Kawarasaki Y, Kasahara S, Kodera N, Shinbata T, Sekiguchi S, Nakano H, Yamane T
Laboratory of Molecular Biotechnology, Division of Molecular and Cell Mechanisms, Department of Biological Mechanisms and Functions, Graduate School of Bio- and Agro-Sciences, Nagoya University, Furo-cho, Chikusa-ku, Nagoya 464-8601, Japan.
Biotechnol Prog. 2000 May-Jun;16(3):517-21. doi: 10.1021/bp000021x.
We prepared a short (29 nucleotides) 5' UTR that enhanced cap-independent translation in a wheat germ translation system by trimming the tobacco etch virus 5' UTR. The trimmed sequence, designated as TE(37-65), was obtained from a conserved region among several potyviruses. The productivities of uncapped reporter mRNAs carrying the TE(37-65) sequence were comparable to those of capped counterparts, in that 5-20 microg of proteins were synthesized per 1 mL of translation reaction mixture. The ribosome that entered onto the TE(37-65) sequence precisely initiated polypeptide synthesis at the defined initiation codon, which ensures rapid and efficient protein truncation analyses. Moreover, the TE(37-65) sequence is short enough to be involved in a PCR primer, which allows a simple method for rapid gene expression, i.e., PCR amplification of a target gene and succeeding in vitro transcription and translation. As a demonstration, the rapid in vitro expression of rice cDNAs using the TE(37-65) sequence was also performed.

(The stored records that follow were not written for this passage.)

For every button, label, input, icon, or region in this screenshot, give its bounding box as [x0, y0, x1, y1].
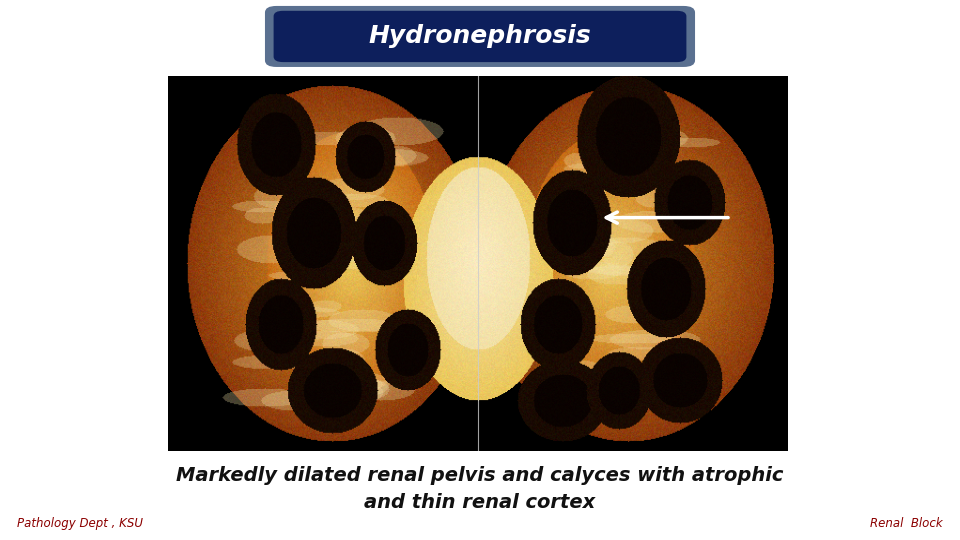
Text: Markedly dilated renal pelvis and calyces with atrophic: Markedly dilated renal pelvis and calyce… [177, 465, 783, 485]
Text: Hydronephrosis: Hydronephrosis [369, 24, 591, 49]
Text: and thin renal cortex: and thin renal cortex [365, 492, 595, 512]
Text: Pathology Dept , KSU: Pathology Dept , KSU [17, 517, 143, 530]
FancyBboxPatch shape [265, 6, 695, 67]
Text: Renal  Block: Renal Block [870, 517, 943, 530]
FancyBboxPatch shape [274, 11, 686, 62]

我们制备了一段短的(29个核苷酸)5'非翻译区(UTR),通过对烟草蚀纹病毒5'UTR进行修剪,该序列在小麦胚芽翻译系统中增强了不依赖帽子结构的翻译。修剪后的序列命名为TE(37 - 65),它取自几种马铃薯Y病毒属病毒的保守区域。携带TE(37 - 65)序列的无帽报告mRNA的翻译效率与有帽的对应物相当,即每1 mL翻译反应混合物可合成5 - 20微克蛋白质。进入TE(37 - 65)序列的核糖体在确定的起始密码子处精确起始多肽合成,这确保了快速且高效的蛋白质截短分析。此外,TE(37 - 65)序列足够短,可以包含在PCR引物中,这提供了一种用于快速基因表达的简单方法,即对目标基因进行PCR扩增,随后进行体外转录和翻译。作为示例,还利用TE(37 - 65)序列对水稻cDNA进行了快速体外表达。